I think I
was always lactose intolerant, culturally. When I was a kid, full-fat milk
(though it was just called milk then) was delivered daily to the front door. Often
the little metallic lids of the bottles would have been pecked open by hungry
birds. As a child I always thought of milk as “birds’ milk”, as if by piercing
the lids the birds now owned the content, but more crucially that they had
somehow contaminated the milk with their worm-breath, with their dirty beaks,
and with their fanatically deranged pecking. I think that bird-pecked-milk was
mainly a winter phenomenon, but I could be wrong. In the summer, especially at
weekends, the milk had other reasons for encouraging my disgust: it would have
been warming-up in the sunshine for a while before breakfast. If this didn't instantaneously make the milk “go off” I was sure it sent it well on its way.
My mother’s
culinary likes and dislikes might have been formed before the Second World War
but they were irreversibly stamped by that war.
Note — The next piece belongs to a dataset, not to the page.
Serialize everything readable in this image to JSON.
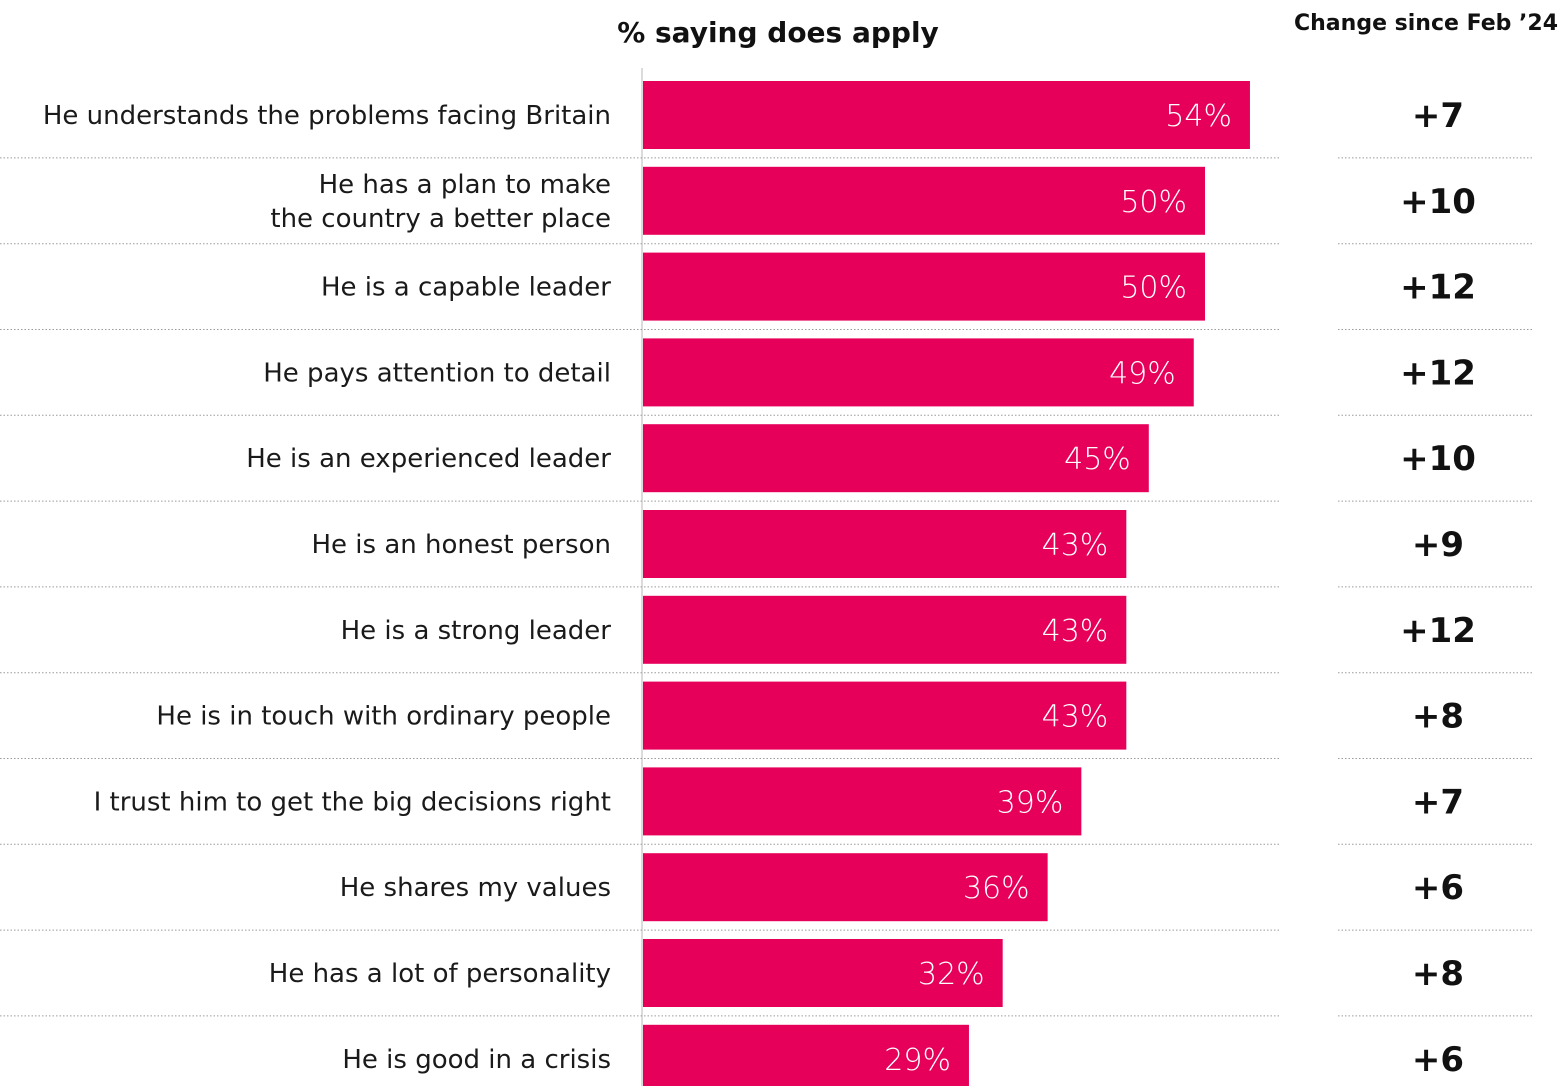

Rationing might have been over
by the 1960s and 70s but to my mother wasting food was both sinful and probably
an act of treason. Whether it was because of rationing or not she has always
been drawn to butter, cream and other fatty, milky products. She would keep a
small bowl of brown congealed fat in the fridge. This was the run-off fat from
the Sunday roast and would be used for her bread-and-dripping sandwiches. For
me it meant that a visit to the fridge was always a fairly queasy experience.
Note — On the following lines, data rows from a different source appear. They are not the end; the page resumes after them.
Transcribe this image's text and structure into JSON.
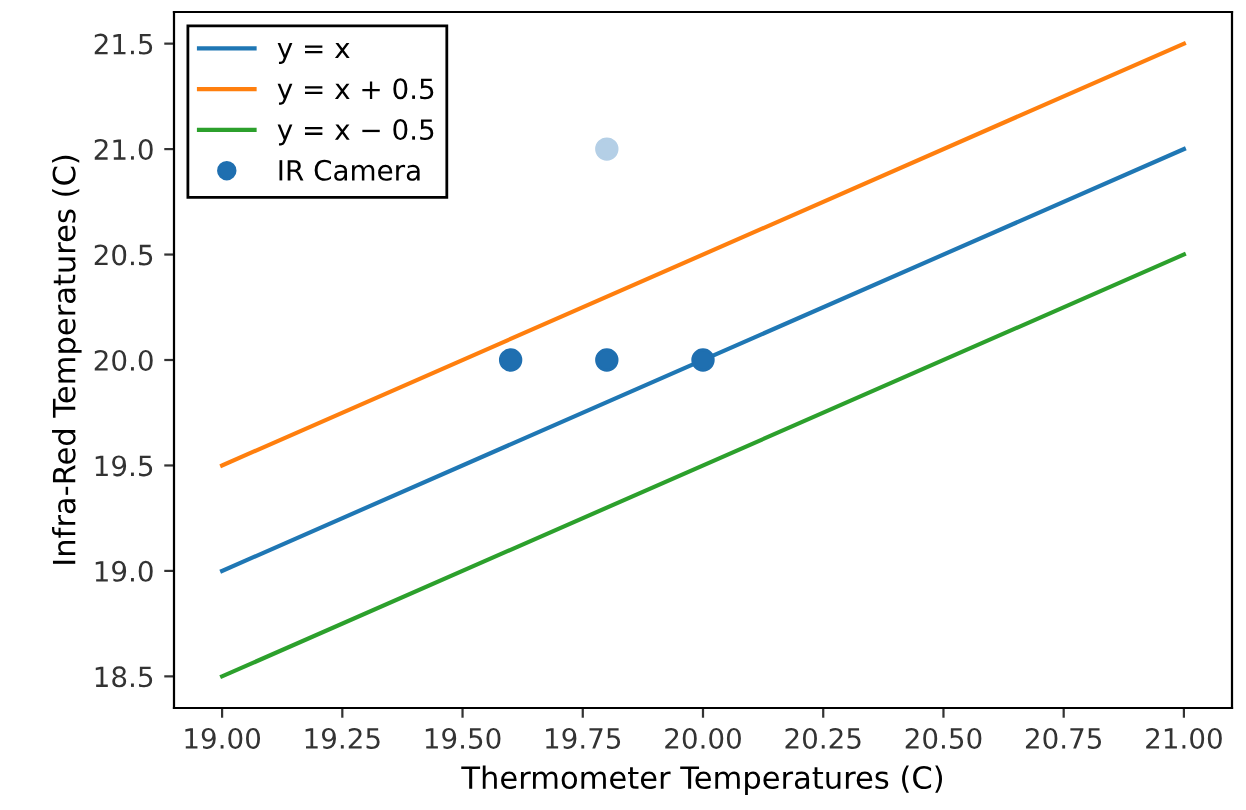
{
  "chart_data": {
    "type": "line",
    "xlabel": "Thermometer Temperatures (C)",
    "ylabel": "Infra-Red Temperatures (C)",
    "xlim": [
      18.9,
      21.1
    ],
    "ylim": [
      18.35,
      21.65
    ],
    "xticks": [
      {
        "value": 19,
        "label": "19.00"
      },
      {
        "value": 19.25,
        "label": "19.25"
      },
      {
        "value": 19.5,
        "label": "19.50"
      },
      {
        "value": 19.75,
        "label": "19.75"
      },
      {
        "value": 20,
        "label": "20.00"
      },
      {
        "value": 20.25,
        "label": "20.25"
      },
      {
        "value": 20.5,
        "label": "20.50"
      },
      {
        "value": 20.75,
        "label": "20.75"
      },
      {
        "value": 21,
        "label": "21.00"
      }
    ],
    "yticks": [
      18.5,
      {
        "value": 19,
        "label": "19.0"
      },
      19.5,
      {
        "value": 20,
        "label": "20.0"
      },
      20.5,
      {
        "value": 21,
        "label": "21.0"
      },
      21.5
    ],
    "grid": false,
    "legend": "top left",
    "series": [
      {
        "name": "y = x",
        "color": "#1f77b4",
        "x": [
          19,
          21
        ],
        "values": [
          19,
          21
        ]
      },
      {
        "name": "y = x + 0.5",
        "color": "#ff7f0e",
        "x": [
          19,
          21
        ],
        "values": [
          19.5,
          21.5
        ]
      },
      {
        "name": "y = x − 0.5",
        "color": "#2ca02c",
        "x": [
          19,
          21
        ],
        "values": [
          18.5,
          20.5
        ]
      },
      {
        "name": "IR Camera",
        "type": "scatter",
        "color": "#1f6fb0",
        "marker": "circle",
        "x": [
          19.6,
          19.8,
          20.0,
          19.8
        ],
        "values": [
          20.0,
          20.0,
          20.0,
          21.0
        ],
        "colors": [
          "#1f6fb0",
          "#1f6fb0",
          "#1f6fb0",
          "#b4cfe6"
        ]
      }
    ]
  }
}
She was also a great fan of the “top-of-the-milk” – that thick plug of creamy
milk that floated to the top of the milk bottle to produce a stopper made of
curd. My mum would want this plug for her cornflakes and it would flop out onto
the little flakes followed by a flow of less obviously cheesy milk (now,
because she buys thinned, semi-skimmed milk, the plug has disappeared, so she
adds actual cream).
During
the summer we would always go to Padstow in Cornwall. We always stayed in the
same chalet with a view of the dredger endlessly fighting the tidal drifts of
mud in the harbour. There were always a few days when we couldn't go to the
beach because it was raining, then the choice was either going to town and
watch The Sound of Music for the
zillionth time, or amuse ourselves in the chalet. My sister and I would play
“Crossroads” – it was a game based on pretending we were running the famous,
but wholly TV-based, Crossroads motel located on some ring-road near
Birmingham. The chalet kitchen had a breakfast bar (endlessly exotic, endlessly
glamorous to us) and we used this as the “pass” for our restaurant. I have a
feeling that this was a game wholly ruled by my sister. We only served two
dishes as far as I can remember: “Banana Bombarder” and “Orange On”. I have no
idea of what the bombarder bit of “Banana Bombarder” was (or if that is indeed
how you spell this made-up word), but I think “Orange On” consisted of orange squash
and milk, and that the coagulated results were both fascinating and extremely repulsive.
Since my
childhood milk has got thinner and thinner. The birds don’t peck the morning
milk anymore because milk delivery is much less common and when it is delivered
it comes in plastic or cardboard containers. We get our milk delivered as
little pillows of milk (milk in a bag). I don’t touch it of course: to me it is
already contaminated. It is and will always remain birds’ milk.